But even the Bikini islanders’ attorney is pessimistic about the chances of a hearing before America’s top court.
“Don’t hold out too much hope,” Washington, D.C.-based attorney Jonathan Weisgall said he warned Bikini leaders Wednesday. “The Supreme Court only takes about one percent of the appeals it gets.”
The Bikinians contend that the U.S. Congress cannot take away their U.S. Constitution Fifth Amendment protections for just compensation payments for damage the nuclear testing program did to their islands. But the U.S. Justice Department said in earlier court hearings that the U.S. Congress provided a “full and final” settlement through a $150 million compensation fund in a Compact of Free Association approved by the U.S. and Marshall Islands governments in 1986.

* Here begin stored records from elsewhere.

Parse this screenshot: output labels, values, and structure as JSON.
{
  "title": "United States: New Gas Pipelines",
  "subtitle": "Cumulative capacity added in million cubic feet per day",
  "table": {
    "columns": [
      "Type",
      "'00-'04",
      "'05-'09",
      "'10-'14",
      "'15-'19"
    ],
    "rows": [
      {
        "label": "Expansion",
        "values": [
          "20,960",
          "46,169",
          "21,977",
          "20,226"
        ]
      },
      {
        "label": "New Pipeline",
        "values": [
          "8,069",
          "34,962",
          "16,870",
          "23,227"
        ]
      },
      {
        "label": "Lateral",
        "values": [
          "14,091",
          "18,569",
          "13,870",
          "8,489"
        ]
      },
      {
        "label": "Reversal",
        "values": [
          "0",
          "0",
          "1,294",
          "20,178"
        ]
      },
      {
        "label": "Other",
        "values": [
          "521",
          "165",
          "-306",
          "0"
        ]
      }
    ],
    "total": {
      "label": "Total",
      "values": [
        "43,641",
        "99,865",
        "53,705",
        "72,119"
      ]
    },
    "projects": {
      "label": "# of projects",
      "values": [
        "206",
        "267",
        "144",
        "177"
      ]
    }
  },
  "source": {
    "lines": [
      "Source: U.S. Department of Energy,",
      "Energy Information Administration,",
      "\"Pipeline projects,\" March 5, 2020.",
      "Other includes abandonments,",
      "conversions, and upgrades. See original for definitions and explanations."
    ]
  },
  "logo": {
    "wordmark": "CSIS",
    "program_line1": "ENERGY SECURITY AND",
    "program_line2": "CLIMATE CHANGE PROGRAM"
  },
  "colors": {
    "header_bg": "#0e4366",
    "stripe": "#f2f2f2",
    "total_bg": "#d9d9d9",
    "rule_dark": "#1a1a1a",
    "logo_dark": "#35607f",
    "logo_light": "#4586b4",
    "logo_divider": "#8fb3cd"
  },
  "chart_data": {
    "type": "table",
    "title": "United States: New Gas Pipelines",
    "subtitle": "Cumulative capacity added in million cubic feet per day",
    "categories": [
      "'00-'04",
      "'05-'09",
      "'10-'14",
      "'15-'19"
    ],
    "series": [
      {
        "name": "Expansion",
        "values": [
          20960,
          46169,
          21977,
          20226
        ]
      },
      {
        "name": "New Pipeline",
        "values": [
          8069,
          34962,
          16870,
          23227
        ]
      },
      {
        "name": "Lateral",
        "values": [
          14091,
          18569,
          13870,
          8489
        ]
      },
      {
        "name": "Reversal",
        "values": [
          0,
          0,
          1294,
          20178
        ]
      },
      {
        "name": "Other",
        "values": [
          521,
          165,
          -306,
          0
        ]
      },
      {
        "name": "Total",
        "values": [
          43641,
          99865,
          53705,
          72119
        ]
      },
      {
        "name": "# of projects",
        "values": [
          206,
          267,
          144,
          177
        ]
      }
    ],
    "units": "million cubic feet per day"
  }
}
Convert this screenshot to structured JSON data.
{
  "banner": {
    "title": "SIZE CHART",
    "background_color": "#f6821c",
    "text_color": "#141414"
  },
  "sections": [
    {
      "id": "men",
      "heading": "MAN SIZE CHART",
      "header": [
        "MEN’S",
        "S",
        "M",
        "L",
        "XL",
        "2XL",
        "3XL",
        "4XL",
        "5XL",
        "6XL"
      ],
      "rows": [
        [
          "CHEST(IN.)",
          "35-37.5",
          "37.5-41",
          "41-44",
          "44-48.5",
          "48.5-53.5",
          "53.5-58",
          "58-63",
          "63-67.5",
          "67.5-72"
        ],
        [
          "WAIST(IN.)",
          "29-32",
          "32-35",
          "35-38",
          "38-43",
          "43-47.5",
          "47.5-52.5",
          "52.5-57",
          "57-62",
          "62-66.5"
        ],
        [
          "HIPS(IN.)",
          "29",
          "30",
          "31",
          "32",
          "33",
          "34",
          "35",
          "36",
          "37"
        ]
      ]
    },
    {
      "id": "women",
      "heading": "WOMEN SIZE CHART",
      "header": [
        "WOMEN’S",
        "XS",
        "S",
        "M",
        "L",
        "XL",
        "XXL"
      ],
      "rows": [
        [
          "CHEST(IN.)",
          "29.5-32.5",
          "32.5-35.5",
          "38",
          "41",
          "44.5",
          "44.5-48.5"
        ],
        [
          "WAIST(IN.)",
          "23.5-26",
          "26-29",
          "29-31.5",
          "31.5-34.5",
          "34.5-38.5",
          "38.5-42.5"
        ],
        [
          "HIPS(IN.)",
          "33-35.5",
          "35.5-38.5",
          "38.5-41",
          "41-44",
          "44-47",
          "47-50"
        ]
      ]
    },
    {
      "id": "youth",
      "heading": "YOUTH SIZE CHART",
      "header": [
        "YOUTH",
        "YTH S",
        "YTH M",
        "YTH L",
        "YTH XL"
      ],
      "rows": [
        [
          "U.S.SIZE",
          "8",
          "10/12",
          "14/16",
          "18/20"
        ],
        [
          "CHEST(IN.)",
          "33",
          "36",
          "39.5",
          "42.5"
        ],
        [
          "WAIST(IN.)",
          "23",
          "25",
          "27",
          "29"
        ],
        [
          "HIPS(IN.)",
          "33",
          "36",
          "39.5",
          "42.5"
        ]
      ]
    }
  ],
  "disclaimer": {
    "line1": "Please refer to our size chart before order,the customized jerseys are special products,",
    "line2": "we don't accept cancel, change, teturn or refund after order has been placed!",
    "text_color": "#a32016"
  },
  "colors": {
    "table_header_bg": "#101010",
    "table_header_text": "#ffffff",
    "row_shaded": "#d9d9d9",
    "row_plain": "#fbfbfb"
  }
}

The U.S. government tested 23 nuclear weapons on Bikini, including “Bravo” in 1954, the largest hydrogen bomb ever detonated by the U.S. Bikini was the site of America’s first post-World War II nuclear tests and the atoll is still uninhabited because of radiation contamination.
The Bikinians filed suit in the U.S. Federal Court of Claims in 2006 after a Nuclear Claims Tribunal established with U.S. funding issued a $563 million damage award in their favor but did not have the money to pay it.

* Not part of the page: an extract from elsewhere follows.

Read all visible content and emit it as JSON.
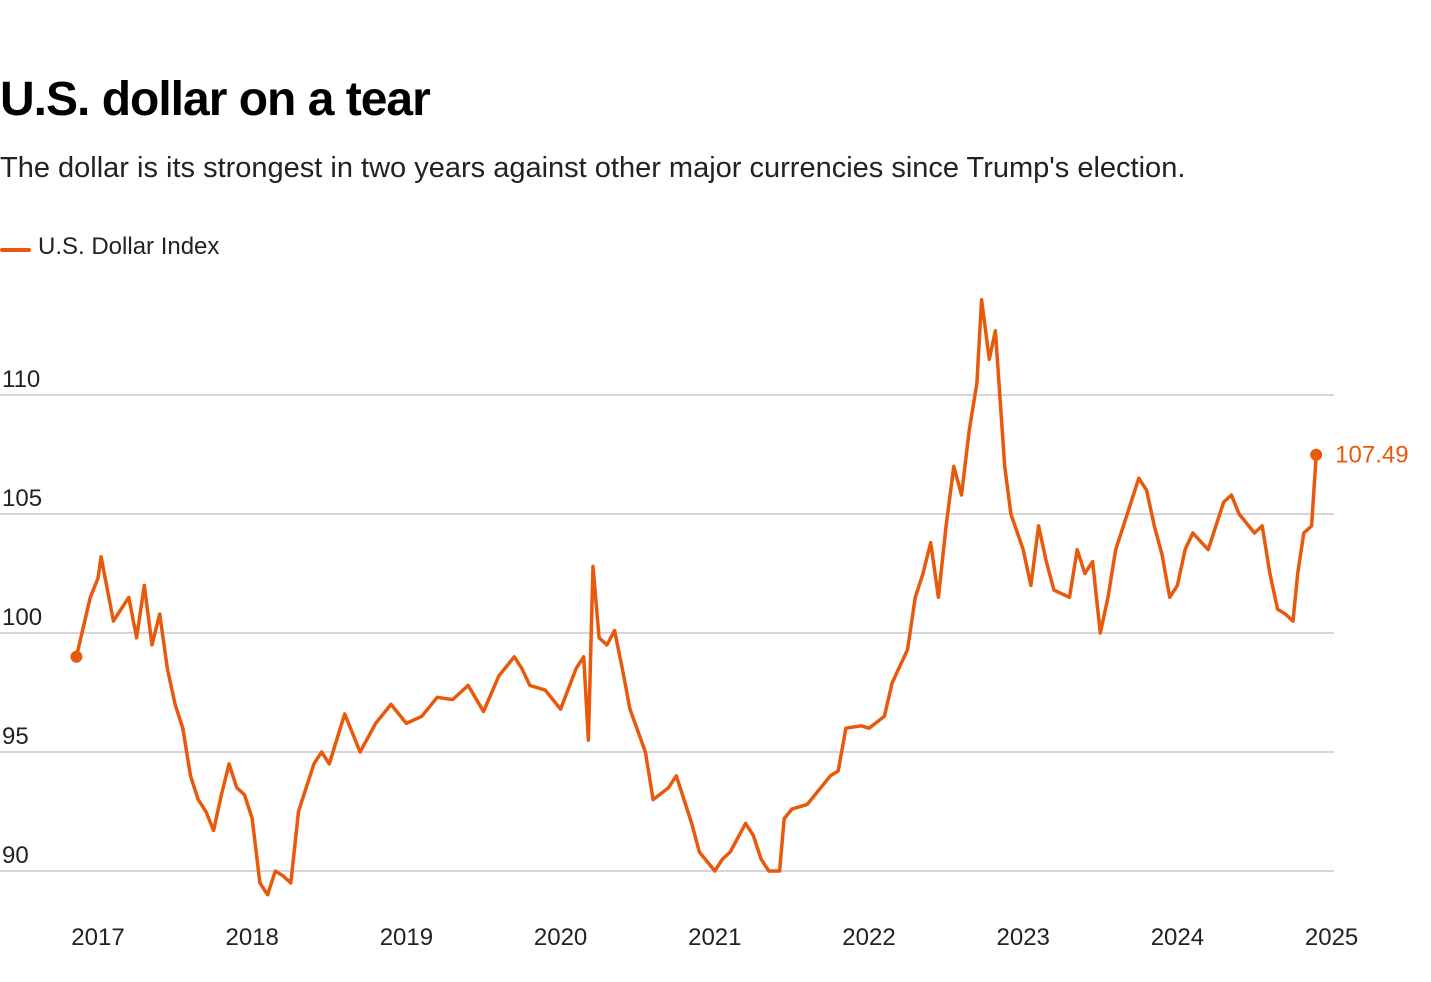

The Bikini lawsuit filed in 2006 was first dismissed by the Court of Claims and the lower court’s ruling was upheld by the U.S. Court of Appeals for the Federal Circuit earlier this year.
“Between 1946 and 1958, the United States’ nuclear testing program irradiated and partially vaporized the Bikini Atoll while the atoll was under U.S. trusteeship and its people were U.S. dependents,” the Bikinians’ appeal to the Supreme Court said.
In 1986, Congress created a Nuclear Claims Tribunal to adjudicate the Bikinians’ claims against the U.S. for the taking of their land, and withdrew jurisdiction of U.S. courts to judge those claims.
More than 20 years after using the Nuclear Claims Tribunal process, the Bikinians received only $2,279,179.40 — less than one percent of the $563 million awarded by the Tribunal as the Majuro-based agency has exhausted all U.S.-provided compensation funds.